Loosely based on the novella by Truman Capote, who reportedly disliked the adaptation and especially Hepburn's portrayal of Holly, the film is by turns frothy and quite serious. Holly parties a lot and her lifestyle occasionally seems frivolous but it's all really a mask for her insecurities. Afraid that she herself isn't good enough, she has invented herself as Holly Golightly and puts on a show for her friends, acquaintances and lovers, playing the part of the carefree girl who flits from room to room and relationship to relationship, a shimmering mirage that disappears as soon as you reach out for it. The truth is that she's struggling inside, torn between her desire to stay in one place and be real and her fear that if she does the real her will be rejected. I'm a big fan of Hepburn's in general but I particularly like this performance because it allows her to display a bit of edge and take on a character who is more complex than the characters she had played up until this point in her career. Always an engaging screen presence, she seems especially so as Holly, who is so flawed and tries so hard to mask it. I'm less keen on Peppard's performance, as I find him a bit dull, but between them Hepburn and Neal, who tackles her role with a relaxed feistiness, save the day as far as the acting goes.

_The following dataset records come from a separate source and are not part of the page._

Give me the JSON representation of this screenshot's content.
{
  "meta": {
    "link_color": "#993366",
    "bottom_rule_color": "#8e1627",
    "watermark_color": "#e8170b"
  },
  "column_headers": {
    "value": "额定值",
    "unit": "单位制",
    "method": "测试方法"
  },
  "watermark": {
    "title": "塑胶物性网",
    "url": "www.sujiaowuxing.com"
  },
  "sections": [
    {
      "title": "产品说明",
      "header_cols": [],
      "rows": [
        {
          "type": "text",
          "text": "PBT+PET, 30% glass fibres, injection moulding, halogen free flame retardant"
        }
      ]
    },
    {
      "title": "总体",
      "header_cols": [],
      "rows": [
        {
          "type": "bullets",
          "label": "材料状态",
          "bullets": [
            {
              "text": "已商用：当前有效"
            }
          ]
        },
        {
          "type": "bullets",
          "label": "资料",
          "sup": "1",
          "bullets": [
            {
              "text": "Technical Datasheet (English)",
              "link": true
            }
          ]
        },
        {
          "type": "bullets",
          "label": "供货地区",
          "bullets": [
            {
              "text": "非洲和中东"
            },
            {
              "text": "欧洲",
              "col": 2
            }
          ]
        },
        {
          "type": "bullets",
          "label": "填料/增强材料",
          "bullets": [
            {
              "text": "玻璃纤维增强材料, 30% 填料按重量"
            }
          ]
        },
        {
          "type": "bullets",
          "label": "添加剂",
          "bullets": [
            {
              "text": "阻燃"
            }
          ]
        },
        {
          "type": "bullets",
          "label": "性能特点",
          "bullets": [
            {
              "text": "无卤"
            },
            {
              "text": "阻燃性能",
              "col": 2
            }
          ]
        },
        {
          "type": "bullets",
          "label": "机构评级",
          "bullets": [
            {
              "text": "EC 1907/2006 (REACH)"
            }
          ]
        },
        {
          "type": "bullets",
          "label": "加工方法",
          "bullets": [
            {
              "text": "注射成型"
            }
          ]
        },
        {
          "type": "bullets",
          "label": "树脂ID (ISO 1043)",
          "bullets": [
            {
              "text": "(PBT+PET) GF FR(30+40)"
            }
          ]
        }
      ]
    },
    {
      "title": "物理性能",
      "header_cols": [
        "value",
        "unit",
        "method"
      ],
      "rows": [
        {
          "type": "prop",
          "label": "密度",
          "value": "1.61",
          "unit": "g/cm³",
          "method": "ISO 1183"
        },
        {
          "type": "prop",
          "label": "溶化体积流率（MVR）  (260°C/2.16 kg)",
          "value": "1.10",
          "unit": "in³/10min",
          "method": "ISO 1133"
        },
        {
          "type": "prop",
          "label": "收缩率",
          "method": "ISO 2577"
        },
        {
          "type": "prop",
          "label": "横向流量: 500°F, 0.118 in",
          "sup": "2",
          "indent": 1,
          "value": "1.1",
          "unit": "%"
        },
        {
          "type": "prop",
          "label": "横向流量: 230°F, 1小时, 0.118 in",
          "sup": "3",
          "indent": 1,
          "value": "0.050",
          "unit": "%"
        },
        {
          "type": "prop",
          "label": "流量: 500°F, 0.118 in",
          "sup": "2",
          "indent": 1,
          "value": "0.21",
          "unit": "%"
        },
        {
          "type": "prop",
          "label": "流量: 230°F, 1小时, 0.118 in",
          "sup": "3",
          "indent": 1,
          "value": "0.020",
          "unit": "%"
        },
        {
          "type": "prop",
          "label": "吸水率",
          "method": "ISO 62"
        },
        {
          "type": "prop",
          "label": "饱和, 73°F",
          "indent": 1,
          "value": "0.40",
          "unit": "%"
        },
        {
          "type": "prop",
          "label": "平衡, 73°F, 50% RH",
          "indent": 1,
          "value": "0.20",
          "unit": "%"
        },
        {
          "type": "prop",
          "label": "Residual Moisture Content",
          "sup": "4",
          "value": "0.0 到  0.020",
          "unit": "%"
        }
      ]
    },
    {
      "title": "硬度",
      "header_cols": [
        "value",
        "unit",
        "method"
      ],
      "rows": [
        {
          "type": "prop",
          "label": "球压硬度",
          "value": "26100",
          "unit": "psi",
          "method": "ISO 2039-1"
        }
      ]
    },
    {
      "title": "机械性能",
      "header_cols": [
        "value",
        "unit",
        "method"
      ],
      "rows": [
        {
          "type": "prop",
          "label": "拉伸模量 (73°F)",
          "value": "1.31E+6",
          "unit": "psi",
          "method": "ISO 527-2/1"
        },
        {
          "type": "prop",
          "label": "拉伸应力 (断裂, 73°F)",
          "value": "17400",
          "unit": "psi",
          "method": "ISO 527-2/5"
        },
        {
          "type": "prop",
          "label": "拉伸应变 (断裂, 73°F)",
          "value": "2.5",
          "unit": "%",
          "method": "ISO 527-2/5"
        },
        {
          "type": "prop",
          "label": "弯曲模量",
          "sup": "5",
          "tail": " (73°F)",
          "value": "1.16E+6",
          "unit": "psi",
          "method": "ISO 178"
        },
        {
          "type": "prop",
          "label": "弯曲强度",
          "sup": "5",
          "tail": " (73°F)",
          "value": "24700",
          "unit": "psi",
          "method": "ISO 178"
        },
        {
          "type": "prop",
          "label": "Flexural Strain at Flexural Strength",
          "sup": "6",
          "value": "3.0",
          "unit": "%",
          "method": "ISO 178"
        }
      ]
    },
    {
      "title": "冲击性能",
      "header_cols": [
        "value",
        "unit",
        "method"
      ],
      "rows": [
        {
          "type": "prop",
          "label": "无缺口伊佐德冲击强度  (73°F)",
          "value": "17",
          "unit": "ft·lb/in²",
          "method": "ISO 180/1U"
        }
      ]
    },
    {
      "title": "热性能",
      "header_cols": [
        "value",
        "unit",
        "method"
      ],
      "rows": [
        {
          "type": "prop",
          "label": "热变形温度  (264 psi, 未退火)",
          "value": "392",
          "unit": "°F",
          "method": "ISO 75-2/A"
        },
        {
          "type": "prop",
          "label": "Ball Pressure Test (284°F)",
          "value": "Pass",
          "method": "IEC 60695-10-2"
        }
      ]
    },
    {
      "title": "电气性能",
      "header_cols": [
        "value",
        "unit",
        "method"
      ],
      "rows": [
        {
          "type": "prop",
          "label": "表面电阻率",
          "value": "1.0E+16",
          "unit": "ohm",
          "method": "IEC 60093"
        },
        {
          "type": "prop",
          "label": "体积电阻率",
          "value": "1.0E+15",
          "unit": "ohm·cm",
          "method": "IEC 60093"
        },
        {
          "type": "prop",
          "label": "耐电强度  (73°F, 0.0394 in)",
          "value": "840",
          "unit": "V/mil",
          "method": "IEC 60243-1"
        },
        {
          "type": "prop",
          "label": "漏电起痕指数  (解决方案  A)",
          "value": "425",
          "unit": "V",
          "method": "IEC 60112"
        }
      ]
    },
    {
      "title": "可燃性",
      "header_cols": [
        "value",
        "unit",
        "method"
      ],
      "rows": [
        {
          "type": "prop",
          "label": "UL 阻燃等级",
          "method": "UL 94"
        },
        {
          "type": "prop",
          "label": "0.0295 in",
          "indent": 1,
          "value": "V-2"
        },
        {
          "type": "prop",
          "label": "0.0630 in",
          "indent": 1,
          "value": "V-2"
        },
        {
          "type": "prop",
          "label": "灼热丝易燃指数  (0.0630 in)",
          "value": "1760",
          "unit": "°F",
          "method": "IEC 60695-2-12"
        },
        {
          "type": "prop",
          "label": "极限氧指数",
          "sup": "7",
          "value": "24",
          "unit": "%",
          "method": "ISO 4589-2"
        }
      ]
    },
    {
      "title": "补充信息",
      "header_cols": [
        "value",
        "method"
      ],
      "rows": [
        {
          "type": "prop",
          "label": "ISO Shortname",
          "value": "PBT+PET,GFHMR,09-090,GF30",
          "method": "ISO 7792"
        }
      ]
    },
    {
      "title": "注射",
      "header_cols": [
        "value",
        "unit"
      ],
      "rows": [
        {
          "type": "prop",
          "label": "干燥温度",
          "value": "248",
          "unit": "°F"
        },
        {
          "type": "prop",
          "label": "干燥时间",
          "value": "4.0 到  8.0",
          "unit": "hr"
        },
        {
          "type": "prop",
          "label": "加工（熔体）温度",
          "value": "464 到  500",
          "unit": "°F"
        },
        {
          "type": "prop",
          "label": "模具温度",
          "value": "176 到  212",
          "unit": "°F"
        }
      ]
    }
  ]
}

While I like Breakfast At Tiffany's quite a bit, I have to admit that it hasn't aged quite so well. Parts of it play like a time capsule capturing a social scene that may only ever have existed in fiction - a forgiveable sin offset by the less forgiveable presence of Mickey Rooney's Mr. Yunioshi, Holly's excitable upstairs neighbor. Despite the fact that Hollywood often likes to crow about how much farther ahead of the times it is than the rest of the world, this sort of thing isn't terribly unusual in older films. Katherine Hepburn played a Chinese woman in Dragon Seed, Paul Muni and Luise Rainer played Chinese characters in The Good Earth, Marlon Brando played a Japanese character in Teahouse of the August Moon - long after blackface became outmoded and acknowledged as offensive it was still considered just fine for white actors to play at being Asian. That's bad enough but the portrayal of Mr. Yunioshi stands out as worse than some of the examples I just gave because it is so mean spiritted. The makeup in films like Dragon Seed and The Good Earth might be offensive, but the characters are still defined as being noble and heroic. Contrast that with the buck-toothed, "me so solly" Mr. Yunioshi who exists solely for race based mockery. It takes me right out of the movie every time it shows up and it's a major drag on a film that is otherwise pretty enjoyable and well put together.